Mayda Colón Tsaknis, founder of the Maryland Hispanic Bar Association 20 years ago, said she is not surprised by its growth and proudly recited a list of the association’s accomplishments. But thinking about the significance of the milestone left her searching for the right words.
“I was able to plant a seed, and the seed has grown into a tree,” she said after some thought. “The tree hasn’t grown into a big tree yet, but it’s getting there.”
Tsaknis, a solo practitioner, began the association by forming a corporation and inviting a small group of Hispanic lawyers she knew to her Rockville office. On Thursday night, around 200 people will attend the association’s annual gala in Greenbelt, including the MHBA’s next generation of leaders.
“We have so many young attorneys, it makes me happy to see them want to continue to strive for our goals,” Tsaknis said.
While the association’s advocacy on behalf of Maryland’s Hispanic community has never wavered, its focus has changed to confront new challenges of a growing community. In its early years, the association held open houses in courthouses with mock trials and presentations on different areas of law to familiarize the community with the judiciary, along with pro bono legal and social-services fairs held after Spanish-language Mass.
Now, by contrast, the organization testifies before the General Assembly on immigration issues and last year endorsed several judicial nominees for the first time, after years of vetting applicants.
“It was important to show we wanted to see diversity on the bench,” said Jessica Chipoco, the association’s immediate past president.
Chipoco started attending MHBA board meetings a decade ago after graduating from law school, wanting to meet fellow Latino lawyers, and has been involved ever since.
“I’ve found a ready-made family of attorneys who are ready to help and have helped me grow,” said Chipoco, an attorney with GPN Title Inc. in Rockville.
The association has between 40 and 60 paid members and around 200 people on its mailing list. Membership used to be concentrated in Montgomery County but is growing across the state, along with the Latino population.
“You see more Latino attorneys wanting to get involved,” said Daniel V. Renart, the association’s current president. “It’s a form of public service.”
That includes serving as liaisons to the non-Spanish speaking population. The group was instrumental in ensuring that courtroom interpreters meet standard requirements, and that immigrants who plead guilty in court are told the plea can affect their immigration status.
“There’s a misconception that if someone doesn’t speak English, they are undocumented,” said Renart, an associate with Reinstein, Glackin, Patterson & Herriott LLC in Bowie. “It’s not always the case.”
Renart, like Chipoco, is a graduate of the Maryland State Bar Association’s Leadership Academy for young lawyers. The last four presidents of the MHBA, in fact, have passed through the Leadership Academy.
The MHBA is also a supporter of the Summer Scholars Pipeline Program, a program run by the Bar Association of Montgomery County to place minority law school students as interns at area law firms.
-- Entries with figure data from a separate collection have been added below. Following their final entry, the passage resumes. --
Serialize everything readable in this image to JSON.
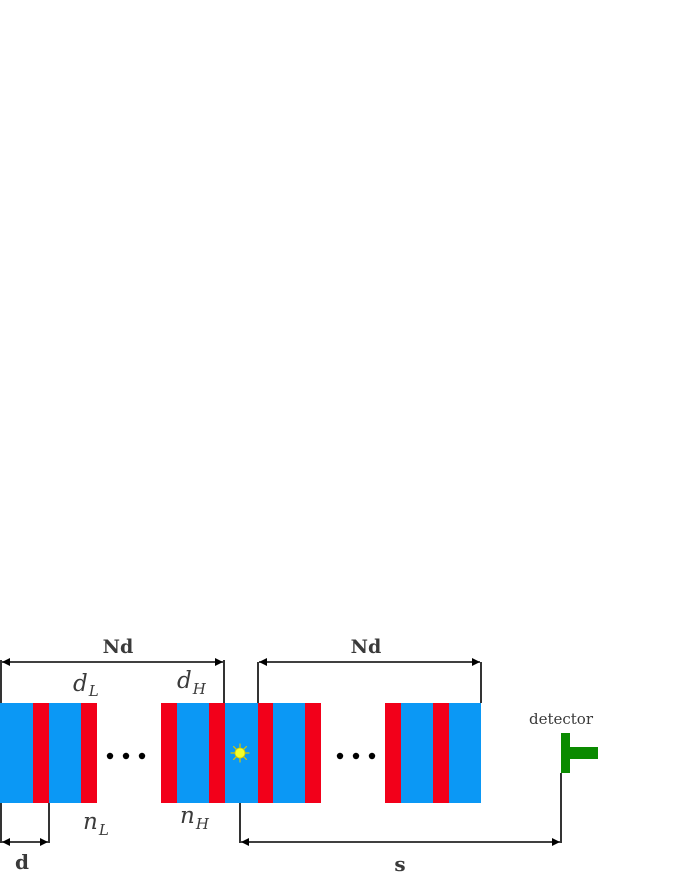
{
  "labels": {
    "nd_left": "Nd",
    "nd_right": "Nd",
    "d_L": {
      "base": "d",
      "sub": "L"
    },
    "d_H": {
      "base": "d",
      "sub": "H"
    },
    "n_L": {
      "base": "n",
      "sub": "L"
    },
    "n_H": {
      "base": "n",
      "sub": "H"
    },
    "period": "d",
    "distance": "s",
    "detector": "detector"
  },
  "colors": {
    "low_index_layer": "#0b98f5",
    "high_index_layer": "#f2001a",
    "source": "#f4ff2a",
    "detector": "#0a8a00",
    "line": "#000000"
  },
  "icons": {
    "source": "sun-source-icon",
    "detector": "detector-icon",
    "ellipsis": "ellipsis-dots"
  }
}
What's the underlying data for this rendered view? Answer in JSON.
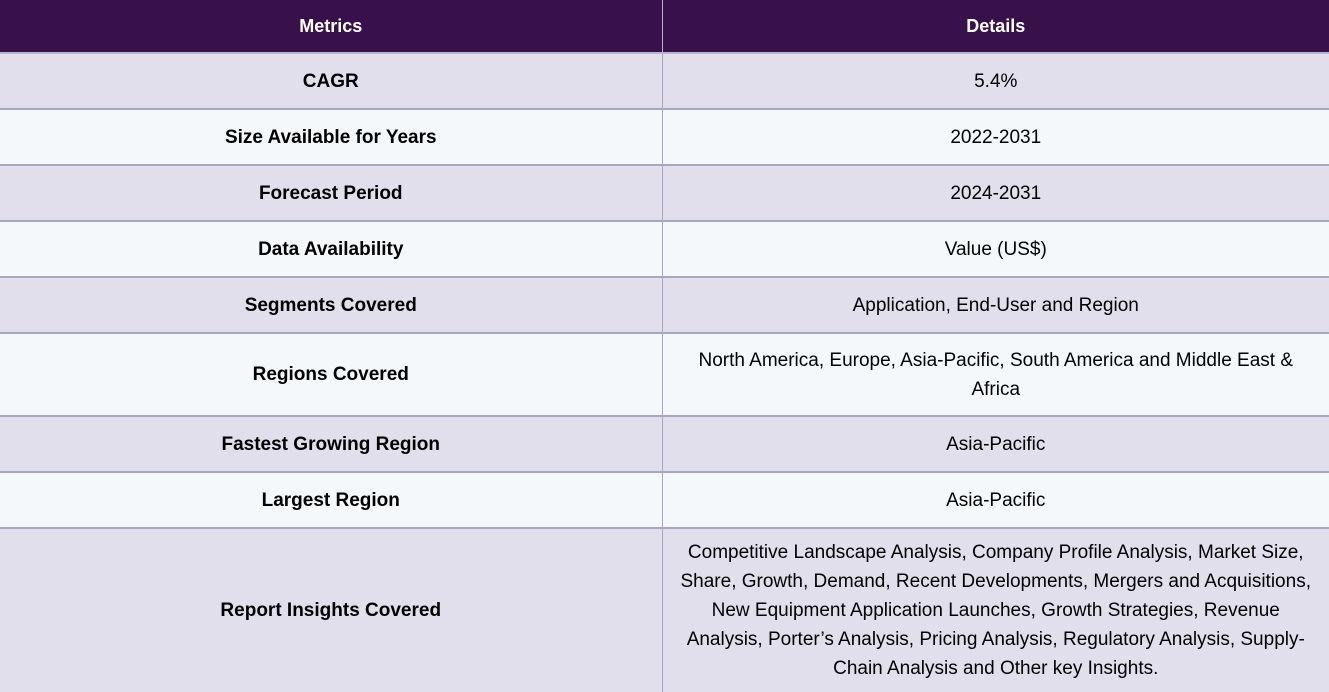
{
  "table": {
    "headers": {
      "metrics": "Metrics",
      "details": "Details"
    },
    "rows": [
      {
        "metric": "CAGR",
        "detail": "5.4%"
      },
      {
        "metric": "Size Available for Years",
        "detail": "2022-2031"
      },
      {
        "metric": "Forecast Period",
        "detail": "2024-2031"
      },
      {
        "metric": "Data Availability",
        "detail": "Value (US$)"
      },
      {
        "metric": "Segments Covered",
        "detail": "Application, End-User and Region"
      },
      {
        "metric": "Regions Covered",
        "detail": "North America, Europe, Asia-Pacific, South America and Middle East & Africa"
      },
      {
        "metric": "Fastest Growing Region",
        "detail": "Asia-Pacific"
      },
      {
        "metric": "Largest Region",
        "detail": "Asia-Pacific"
      },
      {
        "metric": "Report Insights Covered",
        "detail": "Competitive Landscape Analysis, Company Profile Analysis, Market Size, Share, Growth, Demand, Recent Developments, Mergers and Acquisitions, New Equipment Application Launches, Growth Strategies, Revenue Analysis, Porter’s Analysis, Pricing Analysis, Regulatory Analysis, Supply-Chain Analysis and Other key Insights."
      }
    ]
  },
  "colors": {
    "header_bg": "#38104a",
    "row_odd_bg": "#e2dfec",
    "row_even_bg": "#f4f8fb",
    "border": "#a9a6c4"
  }
}
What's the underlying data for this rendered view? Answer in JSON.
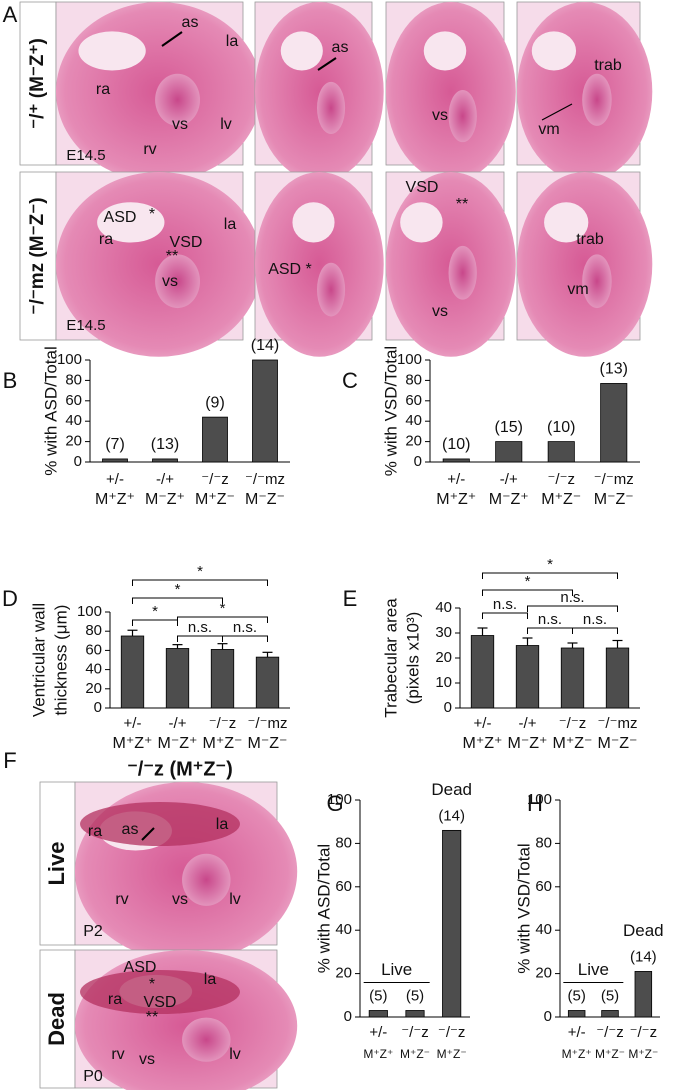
{
  "figure": {
    "panel_A": {
      "label": "A",
      "rows": [
        {
          "label": "⁻/⁺ (M⁻Z⁺)",
          "images": [
            [
              "as",
              "la",
              "ra",
              "vs",
              "lv",
              "rv",
              "E14.5"
            ],
            [
              "as"
            ],
            [
              "vs"
            ],
            [
              "trab",
              "vm"
            ]
          ]
        },
        {
          "label": "⁻/⁻mz (M⁻Z⁻)",
          "images": [
            [
              "ASD",
              "*",
              "la",
              "ra",
              "VSD",
              "**",
              "vs",
              "E14.5"
            ],
            [
              "ASD *"
            ],
            [
              "VSD",
              "**",
              "vs"
            ],
            [
              "trab",
              "vm"
            ]
          ]
        }
      ]
    },
    "panel_F": {
      "label": "F",
      "title": "⁻/⁻z (M⁺Z⁻)",
      "rows": [
        {
          "label": "Live",
          "labels": [
            "ra",
            "as",
            "la",
            "rv",
            "vs",
            "lv",
            "P2"
          ]
        },
        {
          "label": "Dead",
          "labels": [
            "ASD",
            "*",
            "la",
            "ra",
            "VSD",
            "**",
            "rv",
            "vs",
            "lv",
            "P0"
          ]
        }
      ]
    }
  },
  "chart_data": [
    {
      "type": "bar",
      "panel_label": "B",
      "ylabel": "% with ASD/Total",
      "color": "#4d4d4d",
      "categories": [
        "+/-",
        "-/+",
        "⁻/⁻z",
        "⁻/⁻mz"
      ],
      "category_sublabels": [
        "M⁺Z⁺",
        "M⁻Z⁺",
        "M⁺Z⁻",
        "M⁻Z⁻"
      ],
      "values": [
        3,
        3,
        44,
        100
      ],
      "annotations": [
        "(7)",
        "(13)",
        "(9)",
        "(14)"
      ],
      "ylim": [
        0,
        100
      ],
      "yticks": [
        0,
        20,
        40,
        60,
        80,
        100
      ]
    },
    {
      "type": "bar",
      "panel_label": "C",
      "ylabel": "% with VSD/Total",
      "color": "#4d4d4d",
      "categories": [
        "+/-",
        "-/+",
        "⁻/⁻z",
        "⁻/⁻mz"
      ],
      "category_sublabels": [
        "M⁺Z⁺",
        "M⁻Z⁺",
        "M⁺Z⁻",
        "M⁻Z⁻"
      ],
      "values": [
        3,
        20,
        20,
        77
      ],
      "annotations": [
        "(10)",
        "(15)",
        "(10)",
        "(13)"
      ],
      "ylim": [
        0,
        100
      ],
      "yticks": [
        0,
        20,
        40,
        60,
        80,
        100
      ]
    },
    {
      "type": "bar",
      "panel_label": "D",
      "ylabel": [
        "Ventricular wall",
        "thickness (μm)"
      ],
      "color": "#4d4d4d",
      "categories": [
        "+/-",
        "-/+",
        "⁻/⁻z",
        "⁻/⁻mz"
      ],
      "category_sublabels": [
        "M⁺Z⁺",
        "M⁻Z⁺",
        "M⁺Z⁻",
        "M⁻Z⁻"
      ],
      "values": [
        75,
        62,
        61,
        53
      ],
      "errors": [
        6,
        4,
        6,
        5
      ],
      "brackets": [
        {
          "from": 0,
          "to": 3,
          "label": "*"
        },
        {
          "from": 0,
          "to": 2,
          "label": "*"
        },
        {
          "from": 0,
          "to": 1,
          "label": "*"
        },
        {
          "from": 1,
          "to": 3,
          "label": "*"
        },
        {
          "from": 1,
          "to": 2,
          "label": "n.s."
        },
        {
          "from": 2,
          "to": 3,
          "label": "n.s."
        }
      ],
      "ylim": [
        0,
        100
      ],
      "yticks": [
        0,
        20,
        40,
        60,
        80,
        100
      ]
    },
    {
      "type": "bar",
      "panel_label": "E",
      "ylabel": [
        "Trabecular area",
        "(pixels x10³)"
      ],
      "color": "#4d4d4d",
      "categories": [
        "+/-",
        "-/+",
        "⁻/⁻z",
        "⁻/⁻mz"
      ],
      "category_sublabels": [
        "M⁺Z⁺",
        "M⁻Z⁺",
        "M⁺Z⁻",
        "M⁻Z⁻"
      ],
      "values": [
        29,
        25,
        24,
        24
      ],
      "errors": [
        3,
        3,
        2,
        3
      ],
      "brackets": [
        {
          "from": 0,
          "to": 3,
          "label": "*"
        },
        {
          "from": 0,
          "to": 2,
          "label": "*"
        },
        {
          "from": 0,
          "to": 1,
          "label": "n.s."
        },
        {
          "from": 1,
          "to": 3,
          "label": "n.s."
        },
        {
          "from": 1,
          "to": 2,
          "label": "n.s."
        },
        {
          "from": 2,
          "to": 3,
          "label": "n.s."
        }
      ],
      "ylim": [
        0,
        40
      ],
      "yticks": [
        0,
        10,
        20,
        30,
        40
      ]
    },
    {
      "type": "bar",
      "panel_label": "G",
      "ylabel": "% with ASD/Total",
      "color": "#4d4d4d",
      "categories": [
        "+/-",
        "⁻/⁻z",
        "⁻/⁻z"
      ],
      "category_sublabels": [
        "M⁺Z⁺",
        "M⁺Z⁻",
        "M⁺Z⁻"
      ],
      "values": [
        3,
        3,
        86
      ],
      "annotations": [
        "(5)",
        "(5)",
        "(14)"
      ],
      "groups": [
        {
          "label": "Live",
          "from": 0,
          "to": 1
        },
        {
          "label": "Dead",
          "from": 2,
          "to": 2
        }
      ],
      "ylim": [
        0,
        100
      ],
      "yticks": [
        0,
        20,
        40,
        60,
        80,
        100
      ]
    },
    {
      "type": "bar",
      "panel_label": "H",
      "ylabel": "% with VSD/Total",
      "color": "#4d4d4d",
      "categories": [
        "+/-",
        "⁻/⁻z",
        "⁻/⁻z"
      ],
      "category_sublabels": [
        "M⁺Z⁺",
        "M⁺Z⁻",
        "M⁺Z⁻"
      ],
      "values": [
        3,
        3,
        21
      ],
      "annotations": [
        "(5)",
        "(5)",
        "(14)"
      ],
      "groups": [
        {
          "label": "Live",
          "from": 0,
          "to": 1
        },
        {
          "label": "Dead",
          "from": 2,
          "to": 2
        }
      ],
      "ylim": [
        0,
        100
      ],
      "yticks": [
        0,
        20,
        40,
        60,
        80,
        100
      ]
    }
  ]
}
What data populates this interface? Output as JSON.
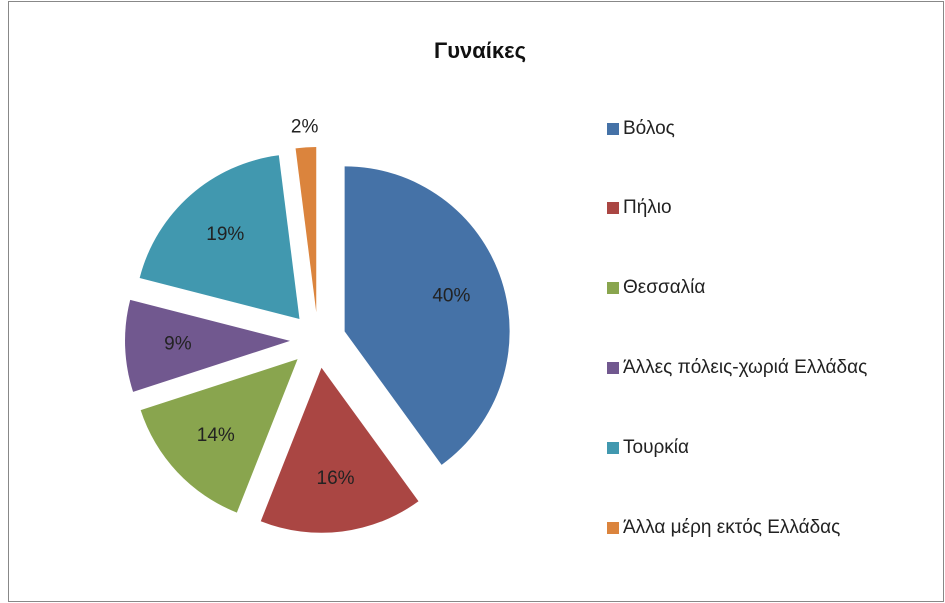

“We don’t have a large membership but I think we have a large impact,” said Renart.
Both Renart and Tsaknis said they want to continue to recruit new members to the association. Tsaknis would also like to add at least a part-time staffer to take some of the workload off members.
For the founder, however, one of the best parts of the organization remains the same after 20 years.
“When I see people have grown into very reliable, very professional lawyers that young Hispanics and other minorities can look up to, my heart bursts with pride,” Tsaknis said.